Pour Sandstars (2012), il a recueilli des détritus sur les rivages d’Isla Arena, au Mexique, les organisant par dimensions et par couleurs. Ce travail lui a permis d’établir des liens visuels entre des objets épars. Il résume ainsi sa pensée dans une entrevue accordée à Artforum : « Lorsqu’on regroupe des éléments de diverses origines, on forme une constellation, un groupe d’associations qu’on peut s’approprier d’une manière ou d’une autre. »
L’artiste a récemment mis au jour sa philosophie de la constellation en la sortant de la galerie pour l’intégrer à l’espace public. En janvier, la South London Gallery a inauguré un jardin conçu par l’artiste. Aboutissement de six ans de travail, ce lieu a été aménagé avec des milliers de pierres formant des spirales autour des végétaux. Au ras du sol, les visiteurs suivent ces sentiers circulaires pour une promenade méditative. Depuis les fenêtres à l’étage de la galerie, ils admirent le chef-d’œuvre dans son ensemble. De la collecte d’objets sans usage à l’architecture de paysage, Gabriel Orozco fait naître la beauté.
Un été dans une vieille grange donne naissance à une série de bustes.
C’est fascinant de voir où erre l’esprit quand on fait quelque chose pour soi. L’été dernier, mes amis Nancy et Frank m’ont prêté leur grange à l’auberge The Wilfrid Farmhouse, dans le comté de Prince Edward, en Ontario. J’y ai donc passé mes vacances, loin de mon studio et de ma maîtrise en beaux-arts.
La grange était remplie de vieux objets agraires, accumulés au fil de cent ans d’exploitation de la ferme. Elle abritait aussi des poules pondeuses qui picoraient le sol à mes pieds tandis que je transformais une porte abandonnée en table de travail.
Ce milieu champêtre évoquait pour moi l’art populaire et ses artisans, des gens ordinaires qui créaient de magnifiques objets sur leurs tables de cuisine et leurs vérandas, sans aucune prétention artistique. Je réalisais depuis un moment des petites têtes de poupées en porcelaine dans un style folklorique, et la grange m’a inspirée à poursuivre l’idée et à produire une série de bustes.

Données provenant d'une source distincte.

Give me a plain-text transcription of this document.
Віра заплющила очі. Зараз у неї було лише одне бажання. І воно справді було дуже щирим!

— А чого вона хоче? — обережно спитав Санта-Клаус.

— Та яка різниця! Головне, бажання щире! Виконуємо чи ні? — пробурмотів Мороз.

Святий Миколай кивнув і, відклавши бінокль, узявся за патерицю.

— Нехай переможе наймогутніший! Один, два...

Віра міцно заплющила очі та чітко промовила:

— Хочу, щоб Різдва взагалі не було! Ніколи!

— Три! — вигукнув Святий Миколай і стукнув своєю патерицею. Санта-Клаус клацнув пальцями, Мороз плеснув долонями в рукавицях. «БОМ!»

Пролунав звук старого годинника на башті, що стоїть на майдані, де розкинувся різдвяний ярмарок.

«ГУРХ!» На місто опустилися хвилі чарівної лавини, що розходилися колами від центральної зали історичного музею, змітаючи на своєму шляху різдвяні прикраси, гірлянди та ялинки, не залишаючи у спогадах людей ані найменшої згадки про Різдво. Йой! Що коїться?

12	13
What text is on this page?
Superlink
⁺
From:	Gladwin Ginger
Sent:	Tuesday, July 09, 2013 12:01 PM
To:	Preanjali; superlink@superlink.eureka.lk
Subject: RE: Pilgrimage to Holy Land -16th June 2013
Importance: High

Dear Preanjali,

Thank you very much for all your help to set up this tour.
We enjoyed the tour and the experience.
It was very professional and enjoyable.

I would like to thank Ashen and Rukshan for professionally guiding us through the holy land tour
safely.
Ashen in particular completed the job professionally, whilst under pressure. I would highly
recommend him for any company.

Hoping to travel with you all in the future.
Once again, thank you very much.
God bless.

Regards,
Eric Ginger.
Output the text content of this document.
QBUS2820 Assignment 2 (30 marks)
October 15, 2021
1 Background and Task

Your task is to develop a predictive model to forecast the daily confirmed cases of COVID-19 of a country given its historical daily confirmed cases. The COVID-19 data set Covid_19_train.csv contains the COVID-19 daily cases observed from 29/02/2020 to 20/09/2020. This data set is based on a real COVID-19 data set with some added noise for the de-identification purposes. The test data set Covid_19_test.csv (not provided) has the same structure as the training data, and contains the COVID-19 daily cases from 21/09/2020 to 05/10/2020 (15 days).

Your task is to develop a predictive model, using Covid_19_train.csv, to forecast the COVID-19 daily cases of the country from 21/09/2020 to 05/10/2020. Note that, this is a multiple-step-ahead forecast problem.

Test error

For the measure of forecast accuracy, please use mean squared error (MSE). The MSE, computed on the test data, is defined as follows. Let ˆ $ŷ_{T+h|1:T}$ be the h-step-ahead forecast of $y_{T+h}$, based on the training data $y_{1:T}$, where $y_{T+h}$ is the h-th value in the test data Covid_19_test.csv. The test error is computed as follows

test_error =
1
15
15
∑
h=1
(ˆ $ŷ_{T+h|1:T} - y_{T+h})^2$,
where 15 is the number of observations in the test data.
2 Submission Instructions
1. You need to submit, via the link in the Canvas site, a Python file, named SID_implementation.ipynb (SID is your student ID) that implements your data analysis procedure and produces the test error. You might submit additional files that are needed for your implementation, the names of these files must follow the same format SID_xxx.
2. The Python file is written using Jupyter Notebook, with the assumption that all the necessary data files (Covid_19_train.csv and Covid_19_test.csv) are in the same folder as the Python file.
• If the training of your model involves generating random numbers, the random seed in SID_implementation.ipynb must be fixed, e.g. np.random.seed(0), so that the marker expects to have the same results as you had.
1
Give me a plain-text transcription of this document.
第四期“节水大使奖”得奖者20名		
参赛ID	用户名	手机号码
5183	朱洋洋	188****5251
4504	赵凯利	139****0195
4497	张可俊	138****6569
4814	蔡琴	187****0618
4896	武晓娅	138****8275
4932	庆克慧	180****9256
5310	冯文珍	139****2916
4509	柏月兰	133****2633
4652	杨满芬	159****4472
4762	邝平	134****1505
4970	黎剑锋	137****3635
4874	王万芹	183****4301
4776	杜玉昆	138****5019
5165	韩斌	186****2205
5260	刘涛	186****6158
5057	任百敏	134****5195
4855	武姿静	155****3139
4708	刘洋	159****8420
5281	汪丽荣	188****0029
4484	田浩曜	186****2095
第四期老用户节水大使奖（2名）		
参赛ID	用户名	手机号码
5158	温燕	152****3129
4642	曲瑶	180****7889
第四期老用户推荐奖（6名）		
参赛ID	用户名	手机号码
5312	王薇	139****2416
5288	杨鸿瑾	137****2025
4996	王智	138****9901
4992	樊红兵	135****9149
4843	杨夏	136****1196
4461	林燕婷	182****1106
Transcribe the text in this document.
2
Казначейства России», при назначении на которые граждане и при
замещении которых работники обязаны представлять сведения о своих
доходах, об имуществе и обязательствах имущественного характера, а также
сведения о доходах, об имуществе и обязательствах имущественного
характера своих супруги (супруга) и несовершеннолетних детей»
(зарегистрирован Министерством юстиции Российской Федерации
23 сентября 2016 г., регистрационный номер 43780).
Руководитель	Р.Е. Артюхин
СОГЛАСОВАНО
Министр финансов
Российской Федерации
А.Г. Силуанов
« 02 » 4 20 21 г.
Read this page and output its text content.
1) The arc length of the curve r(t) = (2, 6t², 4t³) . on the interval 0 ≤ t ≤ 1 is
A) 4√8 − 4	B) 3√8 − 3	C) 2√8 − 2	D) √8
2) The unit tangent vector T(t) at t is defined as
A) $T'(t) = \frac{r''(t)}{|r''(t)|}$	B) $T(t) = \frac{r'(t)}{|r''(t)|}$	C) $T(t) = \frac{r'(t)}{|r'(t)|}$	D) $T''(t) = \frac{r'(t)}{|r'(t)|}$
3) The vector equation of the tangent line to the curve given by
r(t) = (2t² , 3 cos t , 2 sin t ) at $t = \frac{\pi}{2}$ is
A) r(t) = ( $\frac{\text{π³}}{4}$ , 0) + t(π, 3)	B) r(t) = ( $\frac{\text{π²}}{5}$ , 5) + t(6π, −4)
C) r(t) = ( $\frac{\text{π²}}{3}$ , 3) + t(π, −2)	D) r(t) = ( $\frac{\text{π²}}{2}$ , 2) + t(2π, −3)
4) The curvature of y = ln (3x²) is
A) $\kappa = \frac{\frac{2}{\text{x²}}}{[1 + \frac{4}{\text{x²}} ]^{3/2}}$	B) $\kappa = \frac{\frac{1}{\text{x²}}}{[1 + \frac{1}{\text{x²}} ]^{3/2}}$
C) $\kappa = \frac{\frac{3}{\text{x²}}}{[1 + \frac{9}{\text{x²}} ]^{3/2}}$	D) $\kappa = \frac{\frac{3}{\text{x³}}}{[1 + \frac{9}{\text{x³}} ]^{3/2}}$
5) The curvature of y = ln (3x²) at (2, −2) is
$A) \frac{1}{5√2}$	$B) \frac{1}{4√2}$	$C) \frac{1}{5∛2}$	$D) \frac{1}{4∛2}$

Mon travail de maîtrise est très introspectif et exige une recherche intense. Ces têtes en sont l’antithèse : ce sont des pièces figuratives faites sans intention particulière. Ressourcée, j’ai quitté la ferme et je les ai vernies de bleu. Comme coiffées d’un heaume ou d’un voile, ces œuvres ont à présent une allure médiévale.
Je les adore. Elles dégagent quelque chose de brut et de pur, le résultat du besoin de plonger en moi-même et de créer comme une enfant. Dans cette grange, j’ai appris que la créativité passe parfois par la pensée de l’artisan : transcender les couches sociales pour aller directement au fondement, au cœur de sa personne, hors de la culture et du temps.
La créativité passe parfois par la pensée de l’artisan : transcender les couches sociales pour aller directement au fondement, au cœur de sa personne, hors de la culture et du temps.